Imaging Technology Predicts the Risk of Breast Cancer

Originally published April 17, 2015

By Nadia M. Whitehead

UTEP News Service

For most women, the annual mammogram is a no-brainer, a routine procedure used to detect breast cancer.

But a growing group of researchers, including some at The University of Texas at El Paso, argue this yearly checkup is unnecessary for certain women.

Wei Qian, Ph.D., left, professor of electrical engineering, is working with doctoral student Wenqing Sun to create a breast cancer prediction system. Photo by J.R. Hernandez / UTEP News Service
Wei Qian, Ph.D., left, professor of electrical engineering, is working with doctoral student Wenqing Sun to create a breast cancer prediction system. Photo by J.R. Hernandez / UTEP News Service

“For low-risk populations, it would be better to increase the interval between their screenings,” said Wenqing Sun, a doctoral student in electrical engineering. “Mammograms frequently generate false-positives and can be an unnecessary mental burden.”

Sun and Professor of Electrical Engineering Wei Qian, Ph.D., point to personalized medicine as a new avenue in breast cancer research. Since some people are more likely to get the disease, the two are working to develop preemptive imaging technology that predicts when and if future cancer will appear rather than detecting existing cancer.

“We’re creating a breast cancer risk analysis system,” said Qian, who runs UTEP’s Medical Imaging Informatics Lab. “It will be able to inform doctors about the patient’s risk of developing cancer within a few years.”

Although not yet complete, the computer-aided detection system has proved pretty successful in early studies. In a paper published last year, the team’s system had an accuracy of 70 percent when it came to predicting which women would develop breast cancer by their next mammogram and which women would not.

“For these patients who don’t have a high chance of developing cancer in the next one or two years, the doctor could suggest coming back for a checkup two or three years later,” Sun explained.

In a real-life scenario, the risk analysis process would begin with a woman receiving a regular mammogram. Sun and Qian envision that the X-ray images would then run through their system, which analyzes multiple features, including texture and breast density.

Breast density is an important factor in predicting the risk of breast cancer. Studies have shown that women with extremely dense breasts are five times more likely to get breast cancer than those with low breast densities.

The technology would calculate overall density and highlight any suspicious areas that are extremely dense, which is a dangerous sign. It  also would alert the doctor about any differences between the two breasts.

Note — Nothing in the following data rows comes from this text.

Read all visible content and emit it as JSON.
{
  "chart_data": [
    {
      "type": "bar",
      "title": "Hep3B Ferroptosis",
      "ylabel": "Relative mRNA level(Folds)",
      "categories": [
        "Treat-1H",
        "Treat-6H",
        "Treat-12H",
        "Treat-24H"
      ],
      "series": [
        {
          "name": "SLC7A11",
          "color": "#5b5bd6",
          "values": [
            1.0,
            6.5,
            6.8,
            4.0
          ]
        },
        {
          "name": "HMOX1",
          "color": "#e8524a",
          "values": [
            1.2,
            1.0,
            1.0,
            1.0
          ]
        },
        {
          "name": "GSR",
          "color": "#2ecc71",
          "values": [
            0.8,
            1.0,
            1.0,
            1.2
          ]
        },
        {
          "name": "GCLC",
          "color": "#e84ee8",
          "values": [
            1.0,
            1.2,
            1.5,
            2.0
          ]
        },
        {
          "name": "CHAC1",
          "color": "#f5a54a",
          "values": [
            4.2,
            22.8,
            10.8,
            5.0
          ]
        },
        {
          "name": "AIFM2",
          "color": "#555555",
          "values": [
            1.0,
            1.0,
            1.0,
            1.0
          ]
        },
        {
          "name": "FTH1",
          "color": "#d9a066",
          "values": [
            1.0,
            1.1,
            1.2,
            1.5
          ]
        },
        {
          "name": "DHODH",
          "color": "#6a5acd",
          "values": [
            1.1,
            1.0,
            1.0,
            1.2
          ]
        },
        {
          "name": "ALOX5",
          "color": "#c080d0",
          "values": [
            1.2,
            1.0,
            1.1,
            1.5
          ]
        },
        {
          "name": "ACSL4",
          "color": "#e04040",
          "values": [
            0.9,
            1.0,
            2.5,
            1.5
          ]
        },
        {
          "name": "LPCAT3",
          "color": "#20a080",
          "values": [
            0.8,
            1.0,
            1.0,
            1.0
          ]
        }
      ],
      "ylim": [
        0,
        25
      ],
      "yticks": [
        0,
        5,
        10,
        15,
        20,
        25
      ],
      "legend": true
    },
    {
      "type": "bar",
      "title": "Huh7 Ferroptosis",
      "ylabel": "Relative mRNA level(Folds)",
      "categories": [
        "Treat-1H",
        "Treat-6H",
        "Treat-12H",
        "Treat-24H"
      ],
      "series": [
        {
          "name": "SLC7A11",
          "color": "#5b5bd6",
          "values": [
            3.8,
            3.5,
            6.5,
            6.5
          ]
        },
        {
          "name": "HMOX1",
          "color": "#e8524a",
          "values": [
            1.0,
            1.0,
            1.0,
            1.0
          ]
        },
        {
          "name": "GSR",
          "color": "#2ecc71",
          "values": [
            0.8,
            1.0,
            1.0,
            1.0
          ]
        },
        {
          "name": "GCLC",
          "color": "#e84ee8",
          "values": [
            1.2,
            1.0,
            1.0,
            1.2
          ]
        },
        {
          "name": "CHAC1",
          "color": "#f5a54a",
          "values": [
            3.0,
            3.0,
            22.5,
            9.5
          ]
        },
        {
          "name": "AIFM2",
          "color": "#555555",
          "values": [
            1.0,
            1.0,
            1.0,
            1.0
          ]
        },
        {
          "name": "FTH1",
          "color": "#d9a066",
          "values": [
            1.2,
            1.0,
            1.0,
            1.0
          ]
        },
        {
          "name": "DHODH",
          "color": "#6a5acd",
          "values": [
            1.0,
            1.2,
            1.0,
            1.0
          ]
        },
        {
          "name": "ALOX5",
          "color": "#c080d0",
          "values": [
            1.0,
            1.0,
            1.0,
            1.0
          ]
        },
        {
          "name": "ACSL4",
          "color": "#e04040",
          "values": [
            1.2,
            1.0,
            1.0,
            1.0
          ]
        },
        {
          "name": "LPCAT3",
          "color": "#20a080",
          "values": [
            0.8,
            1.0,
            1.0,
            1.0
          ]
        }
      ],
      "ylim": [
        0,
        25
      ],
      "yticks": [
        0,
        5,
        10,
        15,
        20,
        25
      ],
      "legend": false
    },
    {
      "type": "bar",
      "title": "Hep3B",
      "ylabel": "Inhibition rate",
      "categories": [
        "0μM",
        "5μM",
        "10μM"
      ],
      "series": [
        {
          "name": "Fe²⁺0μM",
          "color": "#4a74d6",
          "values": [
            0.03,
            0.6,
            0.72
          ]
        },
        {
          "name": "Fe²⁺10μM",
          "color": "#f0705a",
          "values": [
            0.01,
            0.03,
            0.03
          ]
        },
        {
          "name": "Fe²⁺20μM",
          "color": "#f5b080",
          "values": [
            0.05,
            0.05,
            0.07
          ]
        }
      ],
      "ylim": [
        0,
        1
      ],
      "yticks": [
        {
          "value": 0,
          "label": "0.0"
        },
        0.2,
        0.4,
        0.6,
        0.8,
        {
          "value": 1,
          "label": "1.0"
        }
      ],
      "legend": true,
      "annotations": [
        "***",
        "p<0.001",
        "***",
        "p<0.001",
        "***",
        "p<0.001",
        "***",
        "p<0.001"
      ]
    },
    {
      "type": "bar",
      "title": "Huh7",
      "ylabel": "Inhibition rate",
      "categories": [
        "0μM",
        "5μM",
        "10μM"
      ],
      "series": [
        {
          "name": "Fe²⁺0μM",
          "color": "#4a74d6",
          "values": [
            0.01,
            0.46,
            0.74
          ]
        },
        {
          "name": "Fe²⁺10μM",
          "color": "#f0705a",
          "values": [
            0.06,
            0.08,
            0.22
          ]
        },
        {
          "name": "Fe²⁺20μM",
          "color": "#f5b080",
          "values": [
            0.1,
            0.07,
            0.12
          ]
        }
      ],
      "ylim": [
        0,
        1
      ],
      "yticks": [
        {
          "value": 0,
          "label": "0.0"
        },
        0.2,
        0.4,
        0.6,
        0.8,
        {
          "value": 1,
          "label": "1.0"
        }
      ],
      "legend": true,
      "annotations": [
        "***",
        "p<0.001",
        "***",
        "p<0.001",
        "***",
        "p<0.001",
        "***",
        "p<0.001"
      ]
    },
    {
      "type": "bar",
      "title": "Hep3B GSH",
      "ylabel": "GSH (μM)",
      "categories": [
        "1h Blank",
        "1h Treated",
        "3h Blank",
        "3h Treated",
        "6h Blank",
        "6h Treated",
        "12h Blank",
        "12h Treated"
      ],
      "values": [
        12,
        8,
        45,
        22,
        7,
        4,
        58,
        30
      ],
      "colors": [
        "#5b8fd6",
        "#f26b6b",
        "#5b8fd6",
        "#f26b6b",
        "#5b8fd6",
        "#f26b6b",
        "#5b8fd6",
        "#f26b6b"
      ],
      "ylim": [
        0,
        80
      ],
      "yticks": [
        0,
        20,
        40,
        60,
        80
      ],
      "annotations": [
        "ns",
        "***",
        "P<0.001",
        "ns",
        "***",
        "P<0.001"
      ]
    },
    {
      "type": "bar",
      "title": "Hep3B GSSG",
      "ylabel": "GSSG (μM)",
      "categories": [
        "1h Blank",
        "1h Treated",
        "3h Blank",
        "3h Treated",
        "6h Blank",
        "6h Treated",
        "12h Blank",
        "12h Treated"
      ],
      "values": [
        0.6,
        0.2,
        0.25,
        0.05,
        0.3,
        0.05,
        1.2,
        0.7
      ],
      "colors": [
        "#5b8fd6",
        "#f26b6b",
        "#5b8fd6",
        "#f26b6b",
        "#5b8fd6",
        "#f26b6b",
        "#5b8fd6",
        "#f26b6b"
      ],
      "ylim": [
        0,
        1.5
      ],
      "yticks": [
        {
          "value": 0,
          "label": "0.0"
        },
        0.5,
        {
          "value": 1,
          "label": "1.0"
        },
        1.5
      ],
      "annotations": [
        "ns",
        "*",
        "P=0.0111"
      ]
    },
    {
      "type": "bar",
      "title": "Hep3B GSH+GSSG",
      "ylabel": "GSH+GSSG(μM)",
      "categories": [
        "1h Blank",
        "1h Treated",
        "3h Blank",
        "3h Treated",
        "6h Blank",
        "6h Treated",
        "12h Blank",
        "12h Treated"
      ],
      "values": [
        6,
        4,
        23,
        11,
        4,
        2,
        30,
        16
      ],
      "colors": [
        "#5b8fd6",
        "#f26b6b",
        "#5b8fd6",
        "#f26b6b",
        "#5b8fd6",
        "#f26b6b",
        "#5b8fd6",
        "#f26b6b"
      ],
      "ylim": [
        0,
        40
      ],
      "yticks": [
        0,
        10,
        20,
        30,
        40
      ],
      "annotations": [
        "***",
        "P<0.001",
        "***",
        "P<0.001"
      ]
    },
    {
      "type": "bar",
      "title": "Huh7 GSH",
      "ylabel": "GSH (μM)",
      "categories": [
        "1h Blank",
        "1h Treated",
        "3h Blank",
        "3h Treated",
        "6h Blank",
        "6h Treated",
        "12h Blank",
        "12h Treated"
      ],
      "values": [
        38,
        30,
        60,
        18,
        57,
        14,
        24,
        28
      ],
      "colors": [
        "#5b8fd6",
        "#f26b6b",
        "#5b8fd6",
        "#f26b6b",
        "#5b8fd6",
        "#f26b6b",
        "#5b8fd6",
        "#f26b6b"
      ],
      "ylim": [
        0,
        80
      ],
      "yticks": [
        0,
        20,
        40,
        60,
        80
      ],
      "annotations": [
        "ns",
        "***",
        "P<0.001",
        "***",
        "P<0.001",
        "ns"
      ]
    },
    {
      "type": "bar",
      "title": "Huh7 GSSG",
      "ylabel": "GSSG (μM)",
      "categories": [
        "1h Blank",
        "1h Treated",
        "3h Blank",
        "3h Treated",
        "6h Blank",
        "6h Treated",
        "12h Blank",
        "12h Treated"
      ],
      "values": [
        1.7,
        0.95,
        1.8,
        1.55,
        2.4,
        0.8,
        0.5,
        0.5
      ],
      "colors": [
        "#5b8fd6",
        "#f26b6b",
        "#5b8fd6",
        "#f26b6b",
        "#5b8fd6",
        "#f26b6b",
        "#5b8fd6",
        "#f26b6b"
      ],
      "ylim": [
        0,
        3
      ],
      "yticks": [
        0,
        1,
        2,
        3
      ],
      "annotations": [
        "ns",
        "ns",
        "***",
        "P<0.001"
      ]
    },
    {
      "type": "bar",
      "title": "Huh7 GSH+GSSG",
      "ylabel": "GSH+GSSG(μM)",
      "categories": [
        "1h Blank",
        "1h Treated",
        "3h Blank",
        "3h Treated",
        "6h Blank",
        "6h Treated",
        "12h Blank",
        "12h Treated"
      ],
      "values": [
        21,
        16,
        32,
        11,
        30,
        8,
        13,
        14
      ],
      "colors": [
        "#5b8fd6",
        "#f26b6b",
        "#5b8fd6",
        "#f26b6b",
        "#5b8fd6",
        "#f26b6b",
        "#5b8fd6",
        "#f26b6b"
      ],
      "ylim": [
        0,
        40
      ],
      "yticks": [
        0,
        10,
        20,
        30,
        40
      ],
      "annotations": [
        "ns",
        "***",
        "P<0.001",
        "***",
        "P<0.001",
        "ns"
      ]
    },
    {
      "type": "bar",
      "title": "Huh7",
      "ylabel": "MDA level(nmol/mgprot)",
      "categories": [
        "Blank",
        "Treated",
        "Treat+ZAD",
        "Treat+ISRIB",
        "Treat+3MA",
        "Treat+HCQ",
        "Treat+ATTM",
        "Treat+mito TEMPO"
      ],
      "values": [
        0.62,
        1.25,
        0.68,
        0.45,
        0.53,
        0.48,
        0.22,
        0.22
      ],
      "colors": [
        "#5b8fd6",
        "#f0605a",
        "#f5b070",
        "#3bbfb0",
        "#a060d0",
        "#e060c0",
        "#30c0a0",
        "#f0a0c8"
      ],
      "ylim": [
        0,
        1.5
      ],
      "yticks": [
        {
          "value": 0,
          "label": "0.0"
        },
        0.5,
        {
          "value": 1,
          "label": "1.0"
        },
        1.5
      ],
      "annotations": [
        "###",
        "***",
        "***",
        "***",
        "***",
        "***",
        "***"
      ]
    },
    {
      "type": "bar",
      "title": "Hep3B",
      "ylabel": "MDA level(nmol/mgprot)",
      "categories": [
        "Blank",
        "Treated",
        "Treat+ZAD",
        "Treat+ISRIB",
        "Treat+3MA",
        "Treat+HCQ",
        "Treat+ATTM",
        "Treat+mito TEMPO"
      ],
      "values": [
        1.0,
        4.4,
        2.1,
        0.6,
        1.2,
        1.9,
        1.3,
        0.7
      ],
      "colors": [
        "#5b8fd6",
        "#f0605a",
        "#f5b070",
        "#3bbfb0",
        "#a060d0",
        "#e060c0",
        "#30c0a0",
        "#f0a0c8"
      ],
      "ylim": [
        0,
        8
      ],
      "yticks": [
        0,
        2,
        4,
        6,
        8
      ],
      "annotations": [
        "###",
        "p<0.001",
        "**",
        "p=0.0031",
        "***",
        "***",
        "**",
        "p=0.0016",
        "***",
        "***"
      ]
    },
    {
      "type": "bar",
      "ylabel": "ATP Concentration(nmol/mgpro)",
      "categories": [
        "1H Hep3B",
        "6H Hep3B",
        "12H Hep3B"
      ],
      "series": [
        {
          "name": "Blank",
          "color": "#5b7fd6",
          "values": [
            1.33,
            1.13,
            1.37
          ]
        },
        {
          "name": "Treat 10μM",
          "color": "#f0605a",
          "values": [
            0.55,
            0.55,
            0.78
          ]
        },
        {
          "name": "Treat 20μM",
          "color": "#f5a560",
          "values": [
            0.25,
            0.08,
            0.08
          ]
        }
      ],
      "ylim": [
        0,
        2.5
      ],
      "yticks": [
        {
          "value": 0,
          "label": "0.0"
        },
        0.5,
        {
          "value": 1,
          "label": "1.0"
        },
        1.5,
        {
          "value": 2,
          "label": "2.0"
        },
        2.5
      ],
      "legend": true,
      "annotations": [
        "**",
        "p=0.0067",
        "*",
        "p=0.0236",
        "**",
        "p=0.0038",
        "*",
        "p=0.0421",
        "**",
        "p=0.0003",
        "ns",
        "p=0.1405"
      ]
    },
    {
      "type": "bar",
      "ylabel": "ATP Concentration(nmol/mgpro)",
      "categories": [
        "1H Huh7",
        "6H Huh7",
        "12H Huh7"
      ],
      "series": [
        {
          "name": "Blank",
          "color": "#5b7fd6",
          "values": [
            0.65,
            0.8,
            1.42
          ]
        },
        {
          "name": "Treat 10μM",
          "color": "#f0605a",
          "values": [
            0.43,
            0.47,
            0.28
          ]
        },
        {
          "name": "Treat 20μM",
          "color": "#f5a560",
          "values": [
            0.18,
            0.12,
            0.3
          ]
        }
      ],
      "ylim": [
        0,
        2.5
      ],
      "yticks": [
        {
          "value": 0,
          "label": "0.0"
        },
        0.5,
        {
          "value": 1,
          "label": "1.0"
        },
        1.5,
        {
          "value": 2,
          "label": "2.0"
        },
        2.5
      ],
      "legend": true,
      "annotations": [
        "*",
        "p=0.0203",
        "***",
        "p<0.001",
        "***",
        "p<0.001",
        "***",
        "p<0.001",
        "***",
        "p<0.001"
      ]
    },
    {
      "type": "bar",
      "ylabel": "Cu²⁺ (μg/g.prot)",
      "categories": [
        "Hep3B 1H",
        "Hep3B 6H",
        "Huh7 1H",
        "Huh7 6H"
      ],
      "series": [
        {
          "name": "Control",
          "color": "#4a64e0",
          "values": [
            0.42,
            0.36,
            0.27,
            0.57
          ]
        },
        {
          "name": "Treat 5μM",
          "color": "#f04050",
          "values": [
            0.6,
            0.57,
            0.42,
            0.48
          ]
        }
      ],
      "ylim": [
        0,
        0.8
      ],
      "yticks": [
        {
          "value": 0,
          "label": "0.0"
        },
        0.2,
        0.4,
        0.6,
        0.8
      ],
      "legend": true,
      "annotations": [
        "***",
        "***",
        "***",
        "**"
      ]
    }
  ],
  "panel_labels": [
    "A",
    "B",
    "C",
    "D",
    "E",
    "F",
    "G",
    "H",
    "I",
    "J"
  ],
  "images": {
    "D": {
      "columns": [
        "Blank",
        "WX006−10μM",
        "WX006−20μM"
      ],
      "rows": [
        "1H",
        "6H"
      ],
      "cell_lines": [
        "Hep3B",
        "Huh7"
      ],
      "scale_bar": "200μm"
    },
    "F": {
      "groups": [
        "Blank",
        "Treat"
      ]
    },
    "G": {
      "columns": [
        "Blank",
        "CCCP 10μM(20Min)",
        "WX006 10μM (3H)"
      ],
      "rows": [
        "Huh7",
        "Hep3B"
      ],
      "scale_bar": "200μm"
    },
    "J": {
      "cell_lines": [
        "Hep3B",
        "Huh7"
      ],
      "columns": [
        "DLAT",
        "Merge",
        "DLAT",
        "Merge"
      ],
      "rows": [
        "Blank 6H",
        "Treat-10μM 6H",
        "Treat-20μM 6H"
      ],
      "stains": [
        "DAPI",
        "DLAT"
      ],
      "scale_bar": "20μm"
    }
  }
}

These sets of images show how the technology works, analyzing and extracting texture and density features from the original mammogram to highlight suspicious regions with the breast. Photo courtesy of UTEP’s Medical Imaging Informatics Lab
These sets of images show how the technology works, analyzing and extracting texture and density features from the original mammogram to highlight suspicious regions within the breast. Photo courtesy of UTEP’s Medical Imaging Informatics Lab

“Breasts are naturally symmetrical,” Qian said. “But if there’s a loss of balance between the two, that could signify a high possibility that a change is occurring.”

The next phase of the project involves making the system more accurate. The researchers will add in more factors that the computer should consider. These include patient history, the doctor’s analysis, living habits, if the woman has given birth or if she has had hormonal therapy.

“Density cannot be the only feature that the computer looks at,” Sun explained. “We need to look at everything that can affect the patient’s risk and combine them all together for the most accurate risk analysis possible.”

For women who show signs of high risk, the computer would suggest they be screened more aggressively. That might mean getting a mammogram again in the next six months instead of a year.

By separating patients into positive (high-risk) and negative (low-risk) groups, the UTEP engineers believe breast cancer screenings could become more efficient and cost-effective and less worrisome, and save lives.